Over the last few years, Houston has seen a dramatic increase in both the variety and quality of choices when it comes to pizza. From Chicago deep dish to authentic Neapolitan to New York-style hybrids that draw inspiration from the Bayou City's immigrant traditions to Detroit deep dish, diners can find a slice to suit just about any taste, but the city still has room for more new ideas.
Enter chef Andrea Dal Monte. The native Roman spent time in New York both working in restaurants and owning his own but opted to move to Houston due to its lower cost of living. His six-month-old food truck, 006 Pizza, serves Roman-style pizza that’s prepared in a wood-burning oven.

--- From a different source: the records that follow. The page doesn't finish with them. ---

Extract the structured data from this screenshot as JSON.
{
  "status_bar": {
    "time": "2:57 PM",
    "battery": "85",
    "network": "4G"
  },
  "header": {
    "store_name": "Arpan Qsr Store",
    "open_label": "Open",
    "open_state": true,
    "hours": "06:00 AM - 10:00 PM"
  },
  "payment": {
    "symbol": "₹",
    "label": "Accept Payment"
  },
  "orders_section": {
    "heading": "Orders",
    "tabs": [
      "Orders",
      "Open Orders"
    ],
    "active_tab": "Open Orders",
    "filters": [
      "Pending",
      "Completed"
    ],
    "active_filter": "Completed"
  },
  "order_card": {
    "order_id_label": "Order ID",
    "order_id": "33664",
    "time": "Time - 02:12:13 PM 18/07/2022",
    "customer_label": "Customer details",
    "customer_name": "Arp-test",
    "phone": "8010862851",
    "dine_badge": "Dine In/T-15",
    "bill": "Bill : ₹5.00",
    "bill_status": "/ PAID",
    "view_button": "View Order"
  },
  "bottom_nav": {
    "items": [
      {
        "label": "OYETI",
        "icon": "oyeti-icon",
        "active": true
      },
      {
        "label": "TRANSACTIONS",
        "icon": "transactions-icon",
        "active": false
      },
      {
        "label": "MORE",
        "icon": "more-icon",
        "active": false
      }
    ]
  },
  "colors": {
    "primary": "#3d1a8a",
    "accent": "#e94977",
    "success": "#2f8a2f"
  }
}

Known as pizza alla pala for the peel that’s used to manipulate it in the oven, the Roman-style pizza is new to Houston, but what makes it different?
Unlike Neapolitan-style pizza that’s round and soft in the middle, Roman pizza has a rectangular shape and a crispy, thicker crust that can, in Dal Monte’s words, be eaten with two fingers. According to the chef, the style emerged after World War II, when the government regulated the price of bread and therefore limited the earning potential of the city’s bakers.

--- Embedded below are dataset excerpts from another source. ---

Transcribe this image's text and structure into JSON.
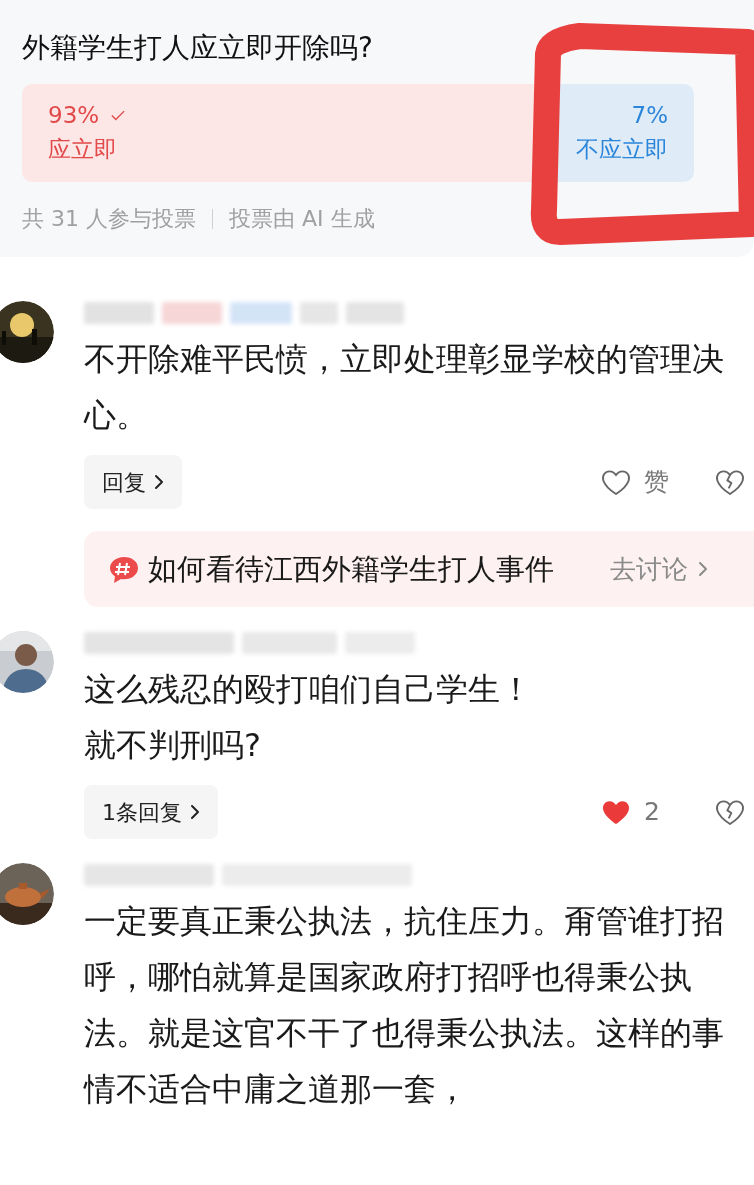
{
  "poll": {
    "question": "外籍学生打人应立即开除吗?",
    "options": [
      {
        "percent": "93%",
        "label": "应立即",
        "selected": true
      },
      {
        "percent": "7%",
        "label": "不应立即",
        "selected": false
      }
    ],
    "participants": "共 31 人参与投票",
    "note": "投票由 AI 生成"
  },
  "comments": [
    {
      "text": "不开除难平民愤，立即处理彰显学校的管理决心。",
      "reply_button": "回复",
      "like_label": "赞",
      "liked": false,
      "topic": {
        "title": "如何看待江西外籍学生打人事件",
        "action": "去讨论"
      }
    },
    {
      "lines": [
        "这么残忍的殴打咱们自己学生！",
        "就不判刑吗?"
      ],
      "reply_button": "1条回复",
      "like_label": "2",
      "liked": true
    },
    {
      "text": "一定要真正秉公执法，抗住压力。甭管谁打招呼，哪怕就算是国家政府打招呼也得秉公执法。就是这官不干了也得秉公执法。这样的事情不适合中庸之道那一套，"
    }
  ]
}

“They created a new item that could help them at the time to raise the average (selling price) and also to make something new,” Dal Monte explains. “Just because the bakery ovens are long, the peel they used for the bread, became the peel for this long pizza . . . It’s the perfect combination between pizza and lunch snack.”

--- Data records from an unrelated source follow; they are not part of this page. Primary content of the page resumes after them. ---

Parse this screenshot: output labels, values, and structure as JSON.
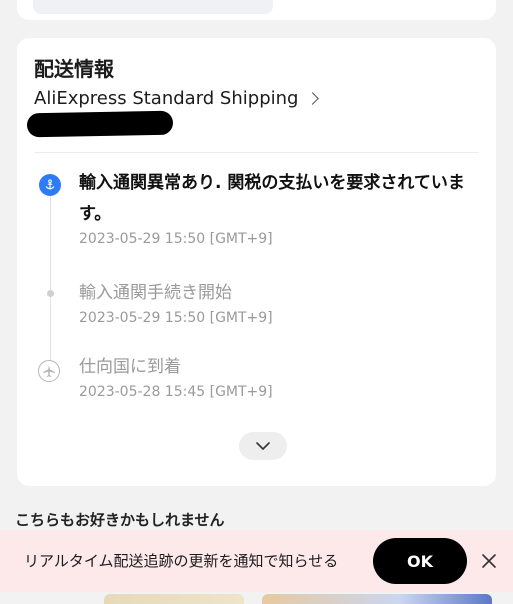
{
  "shipping": {
    "title": "配送情報",
    "carrier": "AliExpress Standard Shipping",
    "events": [
      {
        "title": "輸入通関異常あり. 関税の支払いを要求されています。",
        "time": "2023-05-29 15:50 [GMT+9]",
        "icon": "anchor-icon",
        "state": "active"
      },
      {
        "title": "輸入通関手続き開始",
        "time": "2023-05-29 15:50 [GMT+9]",
        "icon": "dot-icon",
        "state": "past"
      },
      {
        "title": "仕向国に到着",
        "time": "2023-05-28 15:45 [GMT+9]",
        "icon": "airplane-icon",
        "state": "past"
      }
    ]
  },
  "recommend": {
    "title": "こちらもお好きかもしれません"
  },
  "banner": {
    "text": "リアルタイム配送追跡の更新を通知で知らせる",
    "ok_label": "OK"
  },
  "colors": {
    "accent_blue": "#2e7bf6",
    "banner_bg": "#fde8ea",
    "muted_text": "#9a9a9a"
  }
}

Dal Monte uses the pizza’s basic structure to deliver a number of flavor combinations. He starts with good ingredients, including freshly pulled mozzarella, and goes from there. Options include a basic caprese (mozzarella, tomato sauce, sliced roma tomatoes, greens, basil oil) to more complex combinations that show off the chef’s creativity (lamb sausage, pecorino, potato, asparagus). Prices start at about $10 for a pizza that’s slightly larger than a standard 12-inch pie.
During the six months he’s been operating the truck, Dal Monte has learned how Houston’s humid climate affects his dough and can now adjust his recipe as necessary to ensure it stays consistent. Serving mostly at apartment buildings, Dal Monte says the reaction has been positive.
“People are very happy,” Dal Monte says. “Of course, it’s not for everybody. If you are Neapolitan-oriented, nothing wrong. You can go in that direction, but people that try this extra crunchiness, the different bite, more al dente, with different toppings, people are really happy. We have lots of repeat customers. It’s promising.”
Promising enough that he’s looking for a brick and mortar restaurant to give his creations a permanent home, but finding the right location at the right price has proven to be tricky. For now, he's rotating through apartment and condo complexes inside the loop (follow his schedule on Facebook). Still, he has a healthy attitude about growing the business slowly, one pie at a time.
“Rome was not built in a day,” Dal Monte says with a smile. “My business is going to follow the same pattern.”